Where the holding out of a bona fide opportunity and prospect of pecuniary gain to himself through legitimate business is the motive presented to the promisor, it cannot be said that there is a want of consideration for the promise. Where, as here, he has had that opportunity, which was all he bargained for, it is not in his mouth to say that there was no consideration for the promise because it turned out that in the prosecution of the business there was in 'fact no gain. The position in which the promise was made was this : The defendant owned stock in a corporation which owed an amount more than twice its capital and assets. The inference is irresistible that its creditors were pressing, and that when the corporation had voted to sell their factory for less than one-fourth of the amount of their debts, (the rest of their resources not amounting to another fourth,) the question presented to all interested, was, whether the experiment should be given up and the business cease ? It was plain that it must do so unless a subscription of the stockholders upon which the creditors might rely for the ultimate payment of their claims could be made. It was made, and the business went on for three years more. Each stockholder’s interest (the defendant’s included) was made, temporarily at least, more valuable and the opportunity to continue a business which might prove profitable was secured. The delay sought has been given. It may fairly be inferred that there was an understanding with the creditors that it would be given if a subscription large enough to place the corporation upon a fair footing as to solvency could be obtained. All the subscriptions except that made by the defendant have been paid, and still a portion of the indebtment out*523standing when the stockholders subscribed to procure the delay remains unpaid. All the payments made by those who subscribed with him have inured to the benefit of the defendant’s stock.

No element is wanting here which was found sufficient to charge the defendant upon her subscription in Carr v. Bartlett, 72 Maine, 120. It makes no difference whether the promise is made to enable a business enterprise to commence operations or to continue them. The consideration for the promise is substantially the same in both cases. The undertaking of the subscribers is not merely inchoate ; the case finds that it has been fully performed by all concerned therein except the defendant.

Good faith to his fellow-stockholders who have paid for the benefit of his stock, and to the creditors who have forborne to urge their claims to enable the corporation to prosecute its enterprise for several years longer, forbids the defendant, at this stage, to recede. There was a sufficient consideration moving to him from each of these parties; and his promise was made to one, who, on the face of the subscription paper, appears to have been the trustee for them both. See as to the effect of mutual promises upon a subscription paper, Allen v. Duffy, (per Cooley, C. J.) Mich. given in 9 Reporter, 646.

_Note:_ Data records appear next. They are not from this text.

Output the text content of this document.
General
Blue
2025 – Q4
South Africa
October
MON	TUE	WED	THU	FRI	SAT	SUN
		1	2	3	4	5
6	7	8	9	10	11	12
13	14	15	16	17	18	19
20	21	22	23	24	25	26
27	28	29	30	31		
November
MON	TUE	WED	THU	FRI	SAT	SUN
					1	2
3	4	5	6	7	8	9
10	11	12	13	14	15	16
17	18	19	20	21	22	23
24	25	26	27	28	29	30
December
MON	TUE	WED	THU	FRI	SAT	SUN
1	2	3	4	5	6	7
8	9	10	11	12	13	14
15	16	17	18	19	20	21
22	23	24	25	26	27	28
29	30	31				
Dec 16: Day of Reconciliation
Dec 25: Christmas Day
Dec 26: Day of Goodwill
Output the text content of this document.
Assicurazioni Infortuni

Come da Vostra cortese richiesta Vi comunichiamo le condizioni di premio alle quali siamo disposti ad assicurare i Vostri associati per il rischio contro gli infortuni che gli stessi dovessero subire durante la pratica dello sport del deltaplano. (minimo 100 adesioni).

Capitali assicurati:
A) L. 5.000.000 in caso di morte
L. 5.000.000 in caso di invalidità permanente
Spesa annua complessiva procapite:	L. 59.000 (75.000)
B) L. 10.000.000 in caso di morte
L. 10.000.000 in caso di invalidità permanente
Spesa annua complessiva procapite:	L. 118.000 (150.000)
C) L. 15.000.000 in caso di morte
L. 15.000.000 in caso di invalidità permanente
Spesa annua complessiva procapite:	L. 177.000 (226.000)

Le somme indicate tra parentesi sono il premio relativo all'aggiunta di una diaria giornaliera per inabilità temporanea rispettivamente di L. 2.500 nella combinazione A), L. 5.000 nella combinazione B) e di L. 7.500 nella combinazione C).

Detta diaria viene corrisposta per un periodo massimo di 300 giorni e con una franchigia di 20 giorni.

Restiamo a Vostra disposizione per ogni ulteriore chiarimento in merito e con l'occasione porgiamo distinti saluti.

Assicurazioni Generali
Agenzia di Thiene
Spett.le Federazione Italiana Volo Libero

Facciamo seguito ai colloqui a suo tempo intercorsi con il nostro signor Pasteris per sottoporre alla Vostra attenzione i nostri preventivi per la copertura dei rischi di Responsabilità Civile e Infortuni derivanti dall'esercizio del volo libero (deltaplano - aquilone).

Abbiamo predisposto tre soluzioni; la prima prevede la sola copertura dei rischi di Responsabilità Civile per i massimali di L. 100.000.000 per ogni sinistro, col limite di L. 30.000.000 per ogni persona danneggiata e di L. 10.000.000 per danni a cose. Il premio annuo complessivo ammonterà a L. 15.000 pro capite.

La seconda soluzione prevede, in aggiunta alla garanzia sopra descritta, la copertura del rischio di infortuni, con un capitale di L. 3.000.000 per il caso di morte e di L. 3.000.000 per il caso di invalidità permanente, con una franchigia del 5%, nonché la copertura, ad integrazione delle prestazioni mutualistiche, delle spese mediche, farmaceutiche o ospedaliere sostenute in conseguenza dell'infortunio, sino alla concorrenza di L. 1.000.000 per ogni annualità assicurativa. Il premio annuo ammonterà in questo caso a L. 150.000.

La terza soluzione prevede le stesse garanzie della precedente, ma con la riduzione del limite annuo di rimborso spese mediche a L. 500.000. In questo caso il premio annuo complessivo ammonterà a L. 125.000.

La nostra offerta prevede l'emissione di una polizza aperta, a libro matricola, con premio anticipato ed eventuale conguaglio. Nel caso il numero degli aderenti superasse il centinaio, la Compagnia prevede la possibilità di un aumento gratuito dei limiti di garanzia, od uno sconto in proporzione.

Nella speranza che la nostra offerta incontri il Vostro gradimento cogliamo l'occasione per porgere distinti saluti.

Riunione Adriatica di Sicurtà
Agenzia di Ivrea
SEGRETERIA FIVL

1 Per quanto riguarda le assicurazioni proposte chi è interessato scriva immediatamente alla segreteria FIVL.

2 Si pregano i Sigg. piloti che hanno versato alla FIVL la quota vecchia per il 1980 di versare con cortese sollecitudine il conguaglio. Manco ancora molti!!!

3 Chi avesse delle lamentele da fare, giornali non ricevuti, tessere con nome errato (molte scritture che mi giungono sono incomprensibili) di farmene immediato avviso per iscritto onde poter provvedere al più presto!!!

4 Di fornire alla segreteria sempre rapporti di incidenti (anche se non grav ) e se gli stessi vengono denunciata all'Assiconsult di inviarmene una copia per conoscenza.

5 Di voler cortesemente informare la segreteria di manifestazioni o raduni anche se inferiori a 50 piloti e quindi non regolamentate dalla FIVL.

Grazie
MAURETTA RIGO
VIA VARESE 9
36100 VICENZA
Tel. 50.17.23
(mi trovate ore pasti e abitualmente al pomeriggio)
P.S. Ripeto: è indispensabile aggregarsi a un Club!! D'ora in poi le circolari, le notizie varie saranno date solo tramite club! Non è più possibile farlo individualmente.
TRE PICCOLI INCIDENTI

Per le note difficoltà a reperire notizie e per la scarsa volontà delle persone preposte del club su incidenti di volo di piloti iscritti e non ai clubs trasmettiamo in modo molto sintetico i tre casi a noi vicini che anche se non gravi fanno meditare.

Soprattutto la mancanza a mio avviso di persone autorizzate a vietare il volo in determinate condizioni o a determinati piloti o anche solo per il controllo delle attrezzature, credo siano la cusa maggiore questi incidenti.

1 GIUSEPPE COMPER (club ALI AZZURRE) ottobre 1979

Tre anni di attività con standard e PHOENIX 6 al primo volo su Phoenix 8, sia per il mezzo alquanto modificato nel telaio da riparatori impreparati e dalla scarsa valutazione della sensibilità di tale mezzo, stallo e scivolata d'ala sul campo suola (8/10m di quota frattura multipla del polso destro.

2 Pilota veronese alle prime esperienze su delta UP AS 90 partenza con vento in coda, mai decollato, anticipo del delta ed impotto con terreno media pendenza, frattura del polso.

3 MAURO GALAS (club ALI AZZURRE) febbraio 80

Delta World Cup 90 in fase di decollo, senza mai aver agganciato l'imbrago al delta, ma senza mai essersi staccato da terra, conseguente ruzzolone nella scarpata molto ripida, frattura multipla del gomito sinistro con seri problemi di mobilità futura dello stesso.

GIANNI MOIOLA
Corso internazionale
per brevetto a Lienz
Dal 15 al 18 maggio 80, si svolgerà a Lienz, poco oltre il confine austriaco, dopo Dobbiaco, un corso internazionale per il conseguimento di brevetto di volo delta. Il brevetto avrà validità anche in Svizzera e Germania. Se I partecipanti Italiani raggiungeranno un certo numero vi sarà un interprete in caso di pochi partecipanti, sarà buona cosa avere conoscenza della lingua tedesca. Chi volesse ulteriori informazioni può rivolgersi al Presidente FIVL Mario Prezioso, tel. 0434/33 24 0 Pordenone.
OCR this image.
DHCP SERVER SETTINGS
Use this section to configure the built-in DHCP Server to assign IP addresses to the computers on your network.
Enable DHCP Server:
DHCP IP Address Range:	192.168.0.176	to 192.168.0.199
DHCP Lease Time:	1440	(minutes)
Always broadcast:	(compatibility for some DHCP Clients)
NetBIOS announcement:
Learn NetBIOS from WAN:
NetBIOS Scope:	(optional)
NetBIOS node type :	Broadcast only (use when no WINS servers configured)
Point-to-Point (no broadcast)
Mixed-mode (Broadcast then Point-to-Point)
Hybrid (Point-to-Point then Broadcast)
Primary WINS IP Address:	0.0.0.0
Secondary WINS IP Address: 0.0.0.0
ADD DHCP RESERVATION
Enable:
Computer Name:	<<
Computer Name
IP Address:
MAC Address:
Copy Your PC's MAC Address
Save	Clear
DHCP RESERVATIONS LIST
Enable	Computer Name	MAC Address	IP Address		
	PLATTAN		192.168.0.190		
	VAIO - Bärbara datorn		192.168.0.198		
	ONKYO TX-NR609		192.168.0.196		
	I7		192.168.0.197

To say nothing of the advantage secured to himself as owner of an overloaded stock through the payments made by his fellow subscribers, there was, in the implied undertaking of the payee to devote the subscriptions which he accepted to the purpose declared, a sufficient consideration to support the promise. Trustees of Fryeburg Parsonage Fund v. Ripley, 6 Maine, 442, 445, 446; Amherst Academy v. Cowls, 6 Pick. 427; Collier v. Baptist Education Society, 8 B. Monroe, 68; Troy Academy v. Nelson, 24 Vt. 189, and other cases referred to by Judge BenNett in his note upon Church v. Kendall, 16 Am. Law Register, 546.

In fine, in this purely business undertaking, none of the thinly Avoven technicalities, of which courts have now and then made a screen for the rash benevolence that has impelled some one in an unguarded moment to promise a gift for some public charity, can avail this defendant. The few (mostly old) cases in which *524courts, while stigmatizing the defence as base, dishonorable and unjust, have suffered the purchaser of a cheap and fleeting reputation for public spirit and liberality to avoid his promise by cries of corban — no promisee — no privity with promisee, and the like, have no application here.

Judgment for plaintiff for ‡50 and interest from June 1, 1877'.

Appleton, C. J., Walton, Daneorth, Peters and Libbey, JJ., concurred.